AB, Akdeniz’deki fırsatı nasıl heba etti?

Türkiye’nin enerjide merkez olmasını önlemek için Yunanistan ile Kıbrıs Rum Kesimini kullanan Avrupa Birliği (AB) tarihinin en kötü ve uzun süreli enerji krizine saplanmış durumda. Doğu Akdeniz’de doğalgaz ve petrol keşfi yapılalı 10 yıllar oldu. Haritayı ortaya koyunca Türkiye ve KKTC’nin çok büyük pay alacağı anlaşılınca bölgedeki enerji akışının Türkiye üzerinden geçmesini önlemek için bu defa da Yunanistan ve Rum Kesimi takoz yapıldı. Türkiye, bir an önce hakça paylaşımı savunurken, onlar AB’nin Rusya’ya doğalgazda ne kadar bağımlı olduğunu da unuttu.
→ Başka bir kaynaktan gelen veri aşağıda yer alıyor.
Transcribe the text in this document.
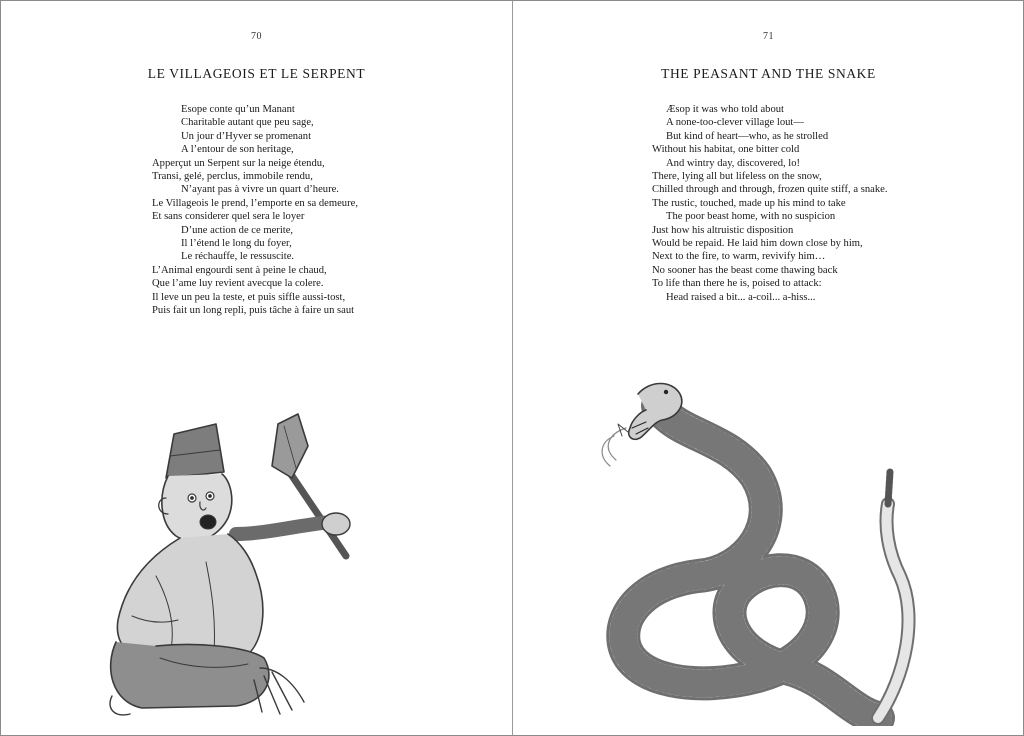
70
LE VILLAGEOIS ET LE SERPENT
Esope conte qu’un Manant
Charitable autant que peu sage,
Un jour d’Hyver se promenant
A l’entour de son heritage,
Apperçut un Serpent sur la neige étendu,
Transi, gelé, perclus, immobile rendu,
N’ayant pas à vivre un quart d’heure.
Le Villageois le prend, l’emporte en sa demeure,
Et sans considerer quel sera le loyer
D’une action de ce merite,
Il l’étend le long du foyer,
Le réchauffe, le ressuscite.
L’Animal engourdi sent à peine le chaud,
Que l’ame luy revient avecque la colere.
Il leve un peu la teste, et puis siffle aussi-tost,
Puis fait un long repli, puis tâche à faire un saut
71
THE PEASANT AND THE SNAKE
Æsop it was who told about
A none-too-clever village lout—
But kind of heart—who, as he strolled
Without his habitat, one bitter cold
And wintry day, discovered, lo!
There, lying all but lifeless on the snow,
Chilled through and through, frozen quite stiff, a snake.
The rustic, touched, made up his mind to take
The poor beast home, with no suspicion
Just how his altruistic disposition
Would be repaid. He laid him down close by him,
Next to the fire, to warm, revivify him…
No sooner has the beast come thawing back
To life than there he is, poised to attack:
Head raised a bit... a-coil... a-hiss...
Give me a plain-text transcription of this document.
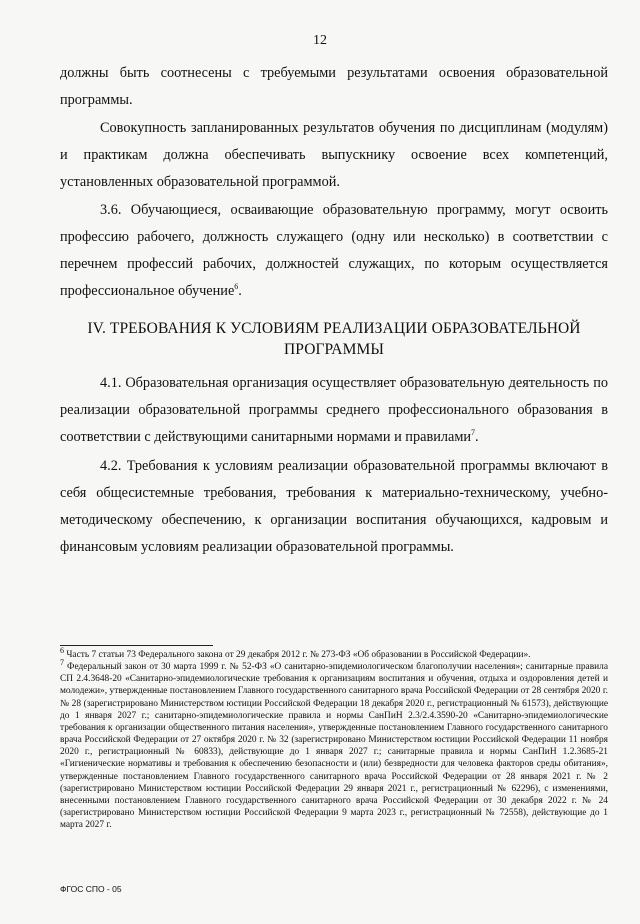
12

должны быть соотнесены с требуемыми результатами освоения образовательной программы.

Совокупность запланированных результатов обучения по дисциплинам (модулям) и практикам должна обеспечивать выпускнику освоение всех компетенций, установленных образовательной программой.

3.6. Обучающиеся, осваивающие образовательную программу, могут освоить профессию рабочего, должность служащего (одну или несколько) в соответствии с перечнем профессий рабочих, должностей служащих, по которым осуществляется профессиональное обучение$^6$.

IV. ТРЕБОВАНИЯ К УСЛОВИЯМ РЕАЛИЗАЦИИ ОБРАЗОВАТЕЛЬНОЙ
ПРОГРАММЫ

4.1. Образовательная организация осуществляет образовательную деятельность по реализации образовательной программы среднего профессионального образования в соответствии с действующими санитарными нормами и правилами$^7$.

4.2. Требования к условиям реализации образовательной программы включают в себя общесистемные требования, требования к материально-техническому, учебно-методическому обеспечению, к организации воспитания обучающихся, кадровым и финансовым условиям реализации образовательной программы.

$^6$ Часть 7 статьи 73 Федерального закона от 29 декабря 2012 г. № 273-ФЗ «Об образовании в Российской Федерации».

$^7$ Федеральный закон от 30 марта 1999 г. № 52-ФЗ «О санитарно-эпидемиологическом благополучии населения»; санитарные правила СП 2.4.3648-20 «Санитарно-эпидемиологические требования к организациям воспитания и обучения, отдыха и оздоровления детей и молодежи», утвержденные постановлением Главного государственного санитарного врача Российской Федерации от 28 сентября 2020 г. № 28 (зарегистрировано Министерством юстиции Российской Федерации 18 декабря 2020 г., регистрационный № 61573), действующие до 1 января 2027 г.; санитарно-эпидемиологические правила и нормы СанПиН 2.3/2.4.3590-20 «Санитарно-эпидемиологические требования к организации общественного питания населения», утвержденные постановлением Главного государственного санитарного врача Российской Федерации от 27 октября 2020 г. № 32 (зарегистрировано Министерством юстиции Российской Федерации 11 ноября 2020 г., регистрационный № 60833), действующие до 1 января 2027 г.; санитарные правила и нормы СанПиН 1.2.3685-21 «Гигиенические нормативы и требования к обеспечению безопасности и (или) безвредности для человека факторов среды обитания», утвержденные постановлением Главного государственного санитарного врача Российской Федерации от 28 января 2021 г. № 2 (зарегистрировано Министерством юстиции Российской Федерации 29 января 2021 г., регистрационный № 62296), с изменениями, внесенными постановлением Главного государственного санитарного врача Российской Федерации от 30 декабря 2022 г. № 24 (зарегистрировано Министерством юстиции Российской Федерации 9 марта 2023 г., регистрационный № 72558), действующие до 1 марта 2027 г.

ФГОС СПО - 05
Gün geldi, bu bölgedeki enerjinin en ekonomik ve güvenli geçiş rotasının Türkiye olduğunu kabul etmek zorunda kaldılar ama geç kaldılar. Rusya’nın Ukrayna’yı işgaliyle enerji fiyatları uçtu, AB’ye Rusya’dan gaz akışı kesildi. Akdeniz’de bu kadar akıl dışı politikalara takılıp kalmasalardı Türkiye üzerinden gidecek Akdeniz gazı, şuanda AB’nin en önemli enerji kaynağı olarak devrede olmaz mıydı? Avrupa, Türkiye’nin enerjide merkez olmasını engellemek yerine hakça paylaşımı destekleyip Yunanistan’ı frenleseydi şu anda bu enerji krizini yaşar mıydı?

Türkiye belki ‘tam anlamıyla bir enerji merkezi’ olamadı ama en azından enerji krizlerinde bile kendi enerji arz güvenliğini sağlamış durumda. İran ve Kuzey Irak doğal gazları da Türkiye üzerinden Avrupa’ya ulaşacak aşamaya çok yakın.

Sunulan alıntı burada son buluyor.